Ora se a metáfora do fogo infernal se impôs ao longo de séculos e povoou o imaginário que traduziu nas mais belas expressões artísticas uma determinada visão de uma realidade transcendente, também há quem entenda que a imagem bíblica é para ser levada à letra. Esta realidade designada por sheol em hebraico, hades em grego ou infernus em latim designa nas três culturas uma mesma realidade de afastamento da Luz e de sofrimento porque a alma privada do contato com Deus não consegue, portanto, realizar-se. Por isso, sem grandes teologias ou filosofias, e com toda a humildade científica que me assiste, mesmo que o Papa Francisco tivesse feito tal afirmação não me parece que tenho colidido com os ensinamentos da doutrina católica, podendo, simplesmente, ter beliscado a memória cultural de alguns que agarrados ao passado o tomam como presente.
Mais preocupante é, quanto a mim, o facto de, no seio da igreja haver tanta contestação a tomadas de posição a Bergoglio enquanto arcebispo de Buenos Aires, e agora como Papa, chegando a haver páginas da internet, identificadas como de inspiração católica, que o apelidam de antipapa com base nas suas ações ecuménicas e nas palavras proferidas, nomeadamente, quando se refere a judeus e muçulmanos, na continuação do que preconizava o concílio Vaticano II, nos idos de 1962. Ora se nem o próprio Cristo agradou a todos e foi traído por um entre apenas um punhado de crentes, não admira que, sendo agora milhões, o seu representante na terra seja alvo de censura por parte dos que dizem crer.
Também por cá os exemplos se vão repetindo, sendo que, não atingindo a profundidade teológica dos iluminados vaticanistas, a censura fica-se mais pela perspetiva ideológica, construindo epítetos que vão desde “bispo vermelho” em alusão a D. Manuel Martins ou “frade cripto-comunista” por referência a Frei Bento Domingues, quando e porque, segundo ele, mais do que a divisão entre católicos e ateus, é necessário pensar no que se encontra entre opressores e oprimidos.   

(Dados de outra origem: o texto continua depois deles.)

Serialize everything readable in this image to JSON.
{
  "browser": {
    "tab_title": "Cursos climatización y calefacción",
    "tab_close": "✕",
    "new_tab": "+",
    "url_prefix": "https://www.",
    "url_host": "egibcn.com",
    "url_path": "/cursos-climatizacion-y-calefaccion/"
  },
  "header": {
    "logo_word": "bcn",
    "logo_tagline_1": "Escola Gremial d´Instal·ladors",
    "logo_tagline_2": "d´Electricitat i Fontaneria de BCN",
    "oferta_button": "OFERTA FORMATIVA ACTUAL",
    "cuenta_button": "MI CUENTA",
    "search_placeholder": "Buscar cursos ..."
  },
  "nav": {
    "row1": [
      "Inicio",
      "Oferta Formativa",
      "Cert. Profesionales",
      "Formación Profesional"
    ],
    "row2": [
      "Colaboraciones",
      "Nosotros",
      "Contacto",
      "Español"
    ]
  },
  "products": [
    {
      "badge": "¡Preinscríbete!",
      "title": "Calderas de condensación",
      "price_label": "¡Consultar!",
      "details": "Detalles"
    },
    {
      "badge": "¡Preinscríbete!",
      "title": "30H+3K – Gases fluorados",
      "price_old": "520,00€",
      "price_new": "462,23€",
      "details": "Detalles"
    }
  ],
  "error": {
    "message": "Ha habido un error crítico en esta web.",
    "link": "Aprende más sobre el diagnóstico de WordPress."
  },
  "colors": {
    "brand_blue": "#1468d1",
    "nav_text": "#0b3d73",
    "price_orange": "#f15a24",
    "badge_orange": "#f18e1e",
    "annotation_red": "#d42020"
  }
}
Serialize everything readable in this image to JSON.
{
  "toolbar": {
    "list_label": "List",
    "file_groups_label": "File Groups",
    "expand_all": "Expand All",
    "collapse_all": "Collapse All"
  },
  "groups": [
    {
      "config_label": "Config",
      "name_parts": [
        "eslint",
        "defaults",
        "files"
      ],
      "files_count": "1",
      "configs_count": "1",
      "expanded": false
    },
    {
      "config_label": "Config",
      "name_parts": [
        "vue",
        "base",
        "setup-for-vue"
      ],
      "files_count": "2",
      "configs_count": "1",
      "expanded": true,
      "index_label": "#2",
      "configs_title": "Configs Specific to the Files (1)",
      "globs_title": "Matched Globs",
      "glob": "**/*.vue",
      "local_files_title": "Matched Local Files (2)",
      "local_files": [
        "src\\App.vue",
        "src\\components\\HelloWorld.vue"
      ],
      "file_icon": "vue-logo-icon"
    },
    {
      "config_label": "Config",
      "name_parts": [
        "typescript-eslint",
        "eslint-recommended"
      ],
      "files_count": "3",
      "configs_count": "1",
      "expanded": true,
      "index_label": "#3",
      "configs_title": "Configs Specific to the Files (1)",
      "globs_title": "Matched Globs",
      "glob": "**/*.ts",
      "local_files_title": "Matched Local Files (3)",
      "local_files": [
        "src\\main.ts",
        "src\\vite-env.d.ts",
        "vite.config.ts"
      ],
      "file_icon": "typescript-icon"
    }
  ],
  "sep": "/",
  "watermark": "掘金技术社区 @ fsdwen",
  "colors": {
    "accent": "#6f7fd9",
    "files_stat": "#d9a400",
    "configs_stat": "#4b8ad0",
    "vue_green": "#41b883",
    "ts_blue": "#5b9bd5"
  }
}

Em abono da verdade, as maiores preocupações da igreja católica não serão os ateus, os agnósticos ou as outras religiões e seitas que vão ocupando o espaço que esta deixou, ao que parece envolta em querelas internas. Lamenta-se que quem as alimenta se tenha esquecido do que Marcos adverte: “se um reino se dividir não pode subsistir” e mais significativo do que a forma é o conteúdo. E porque tão esquecidos andamos do que é a verdadeira igreja, permita-se recordar as sábias palavras de D. António José Rafael que, com a frontalidade tão caraterística, repetidamente advertia: “a igreja é vida, e a vida ou se renova ou morre…”.
Da minha parte, prefiro sentar-me à mesa com todos, orar com a minha igreja e sentir a vida com todos os irmãos, crentes e não crentes, brancos, negros ou amarelos porque, enquanto não nos provarem para onde se vai verdadeiramente, o melhor será acreditar no Deus de nossos pais… pelo menos dá esperança.